The Latin American Left has an incurable anti-Yankee fever. It is a sickness seen in the baffling support given by the socialist regimes of Cuba, Nicaragua, Venezuela or Bolivia to the Islamic Republic of Iran, which to many exemplifies clerical fascism. And all for a single, crass reason: together they hate the United States.

The Islamic Republic has so many of the traits the Left used to hate and fight in the 20th century: a religious (Islamic) vocation, medieval obscurantism, misogyny... Its kleptocratic economy has turned bog-standard class divisions into chasmic inequalities reminiscent of colonial times.

This support is, of course, cynical and in line with the mandates of realpolitik.
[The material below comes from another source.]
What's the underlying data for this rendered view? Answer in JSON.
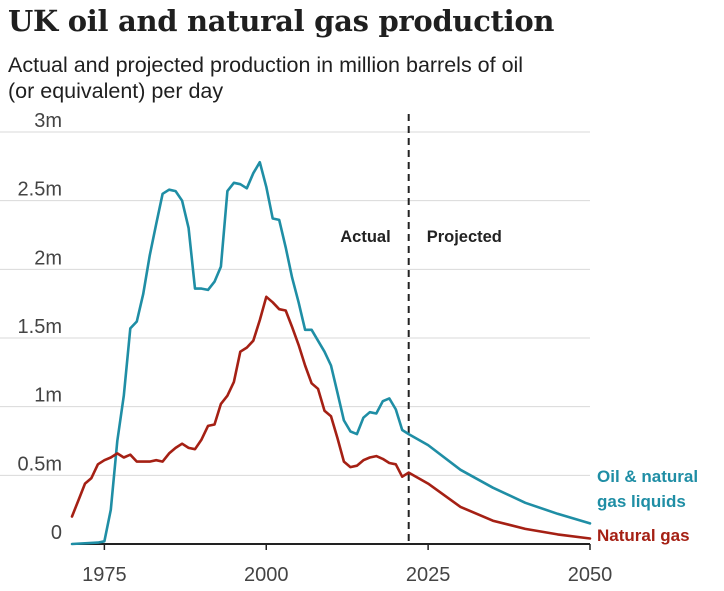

The regional master in this regard is communist Cuba, which has peddled its anti-imperialist discourse for 60 years, even as it awaits another chance at détente with its ever wealthy neighbor.

I reflected on this on the back of recent remarks by Bolivia's ambassador in Tehran, the 64-year-old Romina Pérez Ramos. She must be the busiest diplomat in Tehran right now, and not a day goes by without her going, appearing or speaking somewhere, with all the publicity she can expect from the regime's media.